The getInstance method does not require modification for each new subclass.
Cons:
Reflection can be slower, but since it's only used in one place and only when the singleton is assigned, the risk is minimal.
It's possible to get an error if the class name is incorrect. Again, this is a minimal risk.
In summary, while subclassing a singleton may not be common, it is addressed in the GOF book as feasible.
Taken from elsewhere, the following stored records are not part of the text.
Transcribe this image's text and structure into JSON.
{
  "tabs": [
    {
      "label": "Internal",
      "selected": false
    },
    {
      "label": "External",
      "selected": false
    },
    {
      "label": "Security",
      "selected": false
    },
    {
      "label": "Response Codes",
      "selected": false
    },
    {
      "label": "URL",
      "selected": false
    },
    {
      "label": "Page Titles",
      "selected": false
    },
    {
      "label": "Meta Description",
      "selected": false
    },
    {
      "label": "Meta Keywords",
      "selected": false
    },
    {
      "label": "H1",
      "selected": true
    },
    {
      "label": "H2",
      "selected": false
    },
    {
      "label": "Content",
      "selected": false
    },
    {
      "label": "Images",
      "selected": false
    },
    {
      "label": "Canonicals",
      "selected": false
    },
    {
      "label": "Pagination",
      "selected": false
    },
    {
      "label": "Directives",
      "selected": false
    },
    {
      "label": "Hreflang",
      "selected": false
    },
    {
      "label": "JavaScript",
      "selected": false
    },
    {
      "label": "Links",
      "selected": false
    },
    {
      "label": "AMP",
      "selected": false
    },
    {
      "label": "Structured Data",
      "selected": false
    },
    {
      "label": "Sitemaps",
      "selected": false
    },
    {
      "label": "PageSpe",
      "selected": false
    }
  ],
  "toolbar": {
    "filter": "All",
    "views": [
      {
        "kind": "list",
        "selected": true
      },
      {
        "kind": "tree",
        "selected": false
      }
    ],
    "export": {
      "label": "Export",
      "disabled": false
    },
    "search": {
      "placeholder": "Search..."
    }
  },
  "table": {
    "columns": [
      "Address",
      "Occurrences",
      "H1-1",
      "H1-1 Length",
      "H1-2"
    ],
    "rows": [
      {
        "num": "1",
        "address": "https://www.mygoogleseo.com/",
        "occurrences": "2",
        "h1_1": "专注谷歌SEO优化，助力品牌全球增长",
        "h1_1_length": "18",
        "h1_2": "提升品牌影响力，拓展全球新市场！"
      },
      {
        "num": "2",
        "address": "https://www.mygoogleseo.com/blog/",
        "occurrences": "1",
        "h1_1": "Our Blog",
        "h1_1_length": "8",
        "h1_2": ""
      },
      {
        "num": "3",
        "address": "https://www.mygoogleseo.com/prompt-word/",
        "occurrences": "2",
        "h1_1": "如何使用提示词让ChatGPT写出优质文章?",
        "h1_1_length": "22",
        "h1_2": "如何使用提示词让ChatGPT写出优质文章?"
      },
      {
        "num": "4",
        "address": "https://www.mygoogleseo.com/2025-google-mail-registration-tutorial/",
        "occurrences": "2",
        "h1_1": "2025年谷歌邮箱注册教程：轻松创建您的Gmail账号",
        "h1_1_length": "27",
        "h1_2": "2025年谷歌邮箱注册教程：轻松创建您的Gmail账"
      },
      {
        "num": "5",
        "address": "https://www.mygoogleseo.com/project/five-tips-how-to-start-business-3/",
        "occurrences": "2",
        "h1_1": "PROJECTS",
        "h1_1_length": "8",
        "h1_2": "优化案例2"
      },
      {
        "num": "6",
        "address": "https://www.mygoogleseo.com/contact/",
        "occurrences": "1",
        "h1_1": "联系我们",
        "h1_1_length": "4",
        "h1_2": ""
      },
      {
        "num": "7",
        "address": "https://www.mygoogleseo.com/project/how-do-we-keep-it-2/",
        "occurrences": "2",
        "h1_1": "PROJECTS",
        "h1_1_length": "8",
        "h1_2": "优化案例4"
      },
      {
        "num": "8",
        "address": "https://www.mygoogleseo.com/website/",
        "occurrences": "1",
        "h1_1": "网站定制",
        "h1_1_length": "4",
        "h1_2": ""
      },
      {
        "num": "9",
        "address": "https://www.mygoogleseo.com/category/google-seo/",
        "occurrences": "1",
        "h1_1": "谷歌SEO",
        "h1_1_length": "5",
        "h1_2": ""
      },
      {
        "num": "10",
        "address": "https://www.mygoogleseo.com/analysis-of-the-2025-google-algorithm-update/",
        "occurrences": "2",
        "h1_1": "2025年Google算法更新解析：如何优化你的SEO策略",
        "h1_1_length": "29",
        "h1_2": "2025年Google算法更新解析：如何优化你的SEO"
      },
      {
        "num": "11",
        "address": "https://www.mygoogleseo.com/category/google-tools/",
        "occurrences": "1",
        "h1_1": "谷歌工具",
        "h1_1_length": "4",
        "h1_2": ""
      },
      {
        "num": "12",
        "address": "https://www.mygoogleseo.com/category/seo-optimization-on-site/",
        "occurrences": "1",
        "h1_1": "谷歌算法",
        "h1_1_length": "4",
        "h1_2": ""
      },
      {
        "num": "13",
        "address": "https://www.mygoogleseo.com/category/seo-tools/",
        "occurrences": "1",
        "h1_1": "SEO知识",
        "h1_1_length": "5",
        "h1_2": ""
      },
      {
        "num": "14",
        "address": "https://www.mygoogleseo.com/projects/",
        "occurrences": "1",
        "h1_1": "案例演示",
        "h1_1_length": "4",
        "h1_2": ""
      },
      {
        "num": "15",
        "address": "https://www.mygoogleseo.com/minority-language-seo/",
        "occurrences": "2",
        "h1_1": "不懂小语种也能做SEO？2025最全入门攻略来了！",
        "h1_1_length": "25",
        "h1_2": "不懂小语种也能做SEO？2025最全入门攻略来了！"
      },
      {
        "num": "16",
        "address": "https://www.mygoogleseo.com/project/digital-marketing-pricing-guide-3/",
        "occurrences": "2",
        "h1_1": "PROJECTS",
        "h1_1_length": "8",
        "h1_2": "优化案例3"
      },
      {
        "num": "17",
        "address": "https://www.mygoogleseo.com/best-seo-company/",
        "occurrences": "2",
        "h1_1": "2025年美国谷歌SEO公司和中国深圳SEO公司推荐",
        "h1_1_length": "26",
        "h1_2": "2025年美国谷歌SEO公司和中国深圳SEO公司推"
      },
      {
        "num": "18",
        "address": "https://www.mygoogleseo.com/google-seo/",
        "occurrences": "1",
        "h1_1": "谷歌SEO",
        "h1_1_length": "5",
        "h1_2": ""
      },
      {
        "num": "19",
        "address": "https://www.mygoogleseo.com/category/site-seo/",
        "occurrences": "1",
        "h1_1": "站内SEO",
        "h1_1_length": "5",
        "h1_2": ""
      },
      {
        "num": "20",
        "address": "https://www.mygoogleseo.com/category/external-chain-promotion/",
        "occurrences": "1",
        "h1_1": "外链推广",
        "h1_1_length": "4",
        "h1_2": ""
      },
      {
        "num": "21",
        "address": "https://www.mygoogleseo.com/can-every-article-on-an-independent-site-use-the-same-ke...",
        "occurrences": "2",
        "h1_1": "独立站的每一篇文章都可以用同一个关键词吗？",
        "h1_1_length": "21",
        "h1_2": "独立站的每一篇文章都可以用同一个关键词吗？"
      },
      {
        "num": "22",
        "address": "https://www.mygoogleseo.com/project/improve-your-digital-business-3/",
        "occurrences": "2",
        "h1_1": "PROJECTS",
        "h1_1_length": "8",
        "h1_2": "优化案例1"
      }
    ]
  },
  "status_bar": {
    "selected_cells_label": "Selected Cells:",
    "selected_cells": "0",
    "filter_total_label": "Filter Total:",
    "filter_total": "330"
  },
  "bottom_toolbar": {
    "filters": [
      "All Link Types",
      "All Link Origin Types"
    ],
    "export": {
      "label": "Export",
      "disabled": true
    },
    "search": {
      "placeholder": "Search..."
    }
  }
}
There are a few ways to support subclassing singletons, each with benefits and drawbacks. Some of the methods listed above come directly from the book. The method of using reflection was my addition.

Are you looking to provide some inheritable behavior to a number of singleton's? If so, perhaps you could move that code into an abstract class.
As SLaks pointed out, extending a singleton would no longer make it a singleton pattern.